Interestingly, the terminal amide in this “hand off”, Asn199, is strictly conserved in both MeTr and MetH and was previously shown to switch conformations between folate-free and folate-bound forms10, a feature also observed in the CFeSP/MeTr structures presented here (Fig. 2b-c,e). In apo-MeTr structures, Asn199 points upwards and out of the active site, while in folate-bound MeTr structures Asn199 turns down to H-bond with the N5 of folate. Since N199A mutation moderately affects folate binding (20-fold in Kd) but dramatically compromises catalytic efficiency (25,000-fold in kcat/Km), Asn199 is thought to be important for formation of the transition state10. In our CFeSP/MeTr structures, we observe a new role for Asn199 in B12-domain conformational switching: when folate is absent, Asn199 points out of the active site, blocking a closer B12 position. However, when folate binds and Asn199 reorients to H-bond with folate, space becomes available for B12 to move closer to the MeTr folate-binding site. Therefore, the position of Asn199 itself could help shift the conformational equilibrium of the B12-domain, signalling that substrate has bound to MeTr. Asn199 is an ideal signal for substrate binding, as it is the only MeTr residue known to reposition upon folate binding10.
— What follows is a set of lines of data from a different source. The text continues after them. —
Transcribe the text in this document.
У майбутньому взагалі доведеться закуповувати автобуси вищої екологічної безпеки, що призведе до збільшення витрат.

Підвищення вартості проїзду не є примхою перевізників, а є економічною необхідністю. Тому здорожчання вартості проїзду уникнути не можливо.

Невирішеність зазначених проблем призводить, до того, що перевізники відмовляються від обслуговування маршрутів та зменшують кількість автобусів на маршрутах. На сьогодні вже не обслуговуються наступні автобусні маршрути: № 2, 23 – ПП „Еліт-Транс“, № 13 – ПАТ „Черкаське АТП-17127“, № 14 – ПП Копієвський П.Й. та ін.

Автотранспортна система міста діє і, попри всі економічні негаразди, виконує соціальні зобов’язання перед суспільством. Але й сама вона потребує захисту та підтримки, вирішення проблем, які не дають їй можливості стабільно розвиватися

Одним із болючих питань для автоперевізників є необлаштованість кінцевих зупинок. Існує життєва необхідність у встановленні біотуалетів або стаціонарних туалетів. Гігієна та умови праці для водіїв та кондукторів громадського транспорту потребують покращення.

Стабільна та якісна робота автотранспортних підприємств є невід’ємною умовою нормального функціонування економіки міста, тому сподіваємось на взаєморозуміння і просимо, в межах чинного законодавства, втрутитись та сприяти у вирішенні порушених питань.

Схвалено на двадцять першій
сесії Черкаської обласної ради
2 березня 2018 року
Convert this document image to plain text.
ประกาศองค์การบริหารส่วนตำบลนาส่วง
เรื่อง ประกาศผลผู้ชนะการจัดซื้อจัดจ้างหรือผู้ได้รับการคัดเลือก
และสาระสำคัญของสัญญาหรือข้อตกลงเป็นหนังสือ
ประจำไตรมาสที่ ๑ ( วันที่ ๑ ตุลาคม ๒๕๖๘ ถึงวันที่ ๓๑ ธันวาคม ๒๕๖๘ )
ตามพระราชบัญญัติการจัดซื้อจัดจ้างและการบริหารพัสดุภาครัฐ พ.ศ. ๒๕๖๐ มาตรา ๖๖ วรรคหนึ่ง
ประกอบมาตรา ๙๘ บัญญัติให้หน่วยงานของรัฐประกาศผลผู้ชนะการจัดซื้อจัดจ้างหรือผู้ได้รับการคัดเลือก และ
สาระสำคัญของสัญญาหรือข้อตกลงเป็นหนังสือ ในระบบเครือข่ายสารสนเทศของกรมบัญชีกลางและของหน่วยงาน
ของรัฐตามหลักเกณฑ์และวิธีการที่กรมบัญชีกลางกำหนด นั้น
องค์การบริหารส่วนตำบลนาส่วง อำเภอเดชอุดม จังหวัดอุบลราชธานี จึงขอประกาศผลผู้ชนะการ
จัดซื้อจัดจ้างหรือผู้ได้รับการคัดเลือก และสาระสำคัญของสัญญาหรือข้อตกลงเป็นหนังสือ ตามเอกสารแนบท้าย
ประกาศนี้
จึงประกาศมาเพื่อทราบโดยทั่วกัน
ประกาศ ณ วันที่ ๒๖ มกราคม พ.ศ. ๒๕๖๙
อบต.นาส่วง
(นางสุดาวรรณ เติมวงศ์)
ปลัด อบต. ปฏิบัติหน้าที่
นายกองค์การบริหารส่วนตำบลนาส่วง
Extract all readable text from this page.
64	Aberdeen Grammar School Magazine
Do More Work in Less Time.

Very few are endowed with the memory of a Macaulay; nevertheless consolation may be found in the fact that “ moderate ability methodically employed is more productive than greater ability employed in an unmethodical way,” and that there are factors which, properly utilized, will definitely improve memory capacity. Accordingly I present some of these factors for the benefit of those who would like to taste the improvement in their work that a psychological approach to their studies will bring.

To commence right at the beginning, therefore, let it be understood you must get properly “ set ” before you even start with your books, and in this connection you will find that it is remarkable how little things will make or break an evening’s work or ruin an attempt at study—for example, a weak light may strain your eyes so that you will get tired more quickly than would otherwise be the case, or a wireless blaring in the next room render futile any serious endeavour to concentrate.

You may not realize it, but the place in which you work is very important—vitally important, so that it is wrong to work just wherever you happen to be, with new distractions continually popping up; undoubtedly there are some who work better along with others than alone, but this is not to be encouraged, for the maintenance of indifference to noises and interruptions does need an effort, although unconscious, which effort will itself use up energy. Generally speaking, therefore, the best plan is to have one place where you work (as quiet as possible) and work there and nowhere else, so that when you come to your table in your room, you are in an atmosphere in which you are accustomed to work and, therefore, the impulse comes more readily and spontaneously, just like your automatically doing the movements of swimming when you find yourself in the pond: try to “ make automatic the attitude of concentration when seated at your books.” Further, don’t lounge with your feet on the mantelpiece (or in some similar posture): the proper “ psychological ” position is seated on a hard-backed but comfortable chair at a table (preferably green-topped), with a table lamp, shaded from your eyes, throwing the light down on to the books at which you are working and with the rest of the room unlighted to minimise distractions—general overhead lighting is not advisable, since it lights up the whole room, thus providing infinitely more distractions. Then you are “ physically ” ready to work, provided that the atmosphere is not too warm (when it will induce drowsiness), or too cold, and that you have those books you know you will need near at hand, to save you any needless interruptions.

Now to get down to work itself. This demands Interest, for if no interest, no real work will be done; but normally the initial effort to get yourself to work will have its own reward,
Displacement of the B12-domain from its resting position to the position nearest the folate-binding site can be attributed to two independent conformational changes within the complex, best described as “swinging” and “clamping” motions (Fig. 2d). The B12-domain can “swing” relative to the rest of CFeSP (Supplementary Fig. 11), and CFeSP can “clamp” the B12-domain towards the MeTr active site (Fig. 2d, Supplementary Fig. 12). Despite varying degrees of “clamping” over a range of ~14° across the structures, the interface between the CFeSP small subunit and MeTr is preserved (Supplementary Fig. 13).

Although folate binding shifts the average position of the B12-domain closer to the MeTr folate-binding site, the B12 Co is still too far for SN2 methyl transfer (Figure 2e). Intriguingly, a large, continuous electron density peak is present in 2Fo-Fc, Fo-Fc, and composite omit maps, emanating from the corrin ring and stretching directly over the folate-binding site, suggestive of an alternative, low-occupancy corrin conformation (Fig. 2f, Supplementary Fig. 14). A trial refinement of a putative corrin ring at 40% occupancy satisfies the Fo-Fc difference maps (Supplementary Fig. 15), positioning B12 over the folate-binding site.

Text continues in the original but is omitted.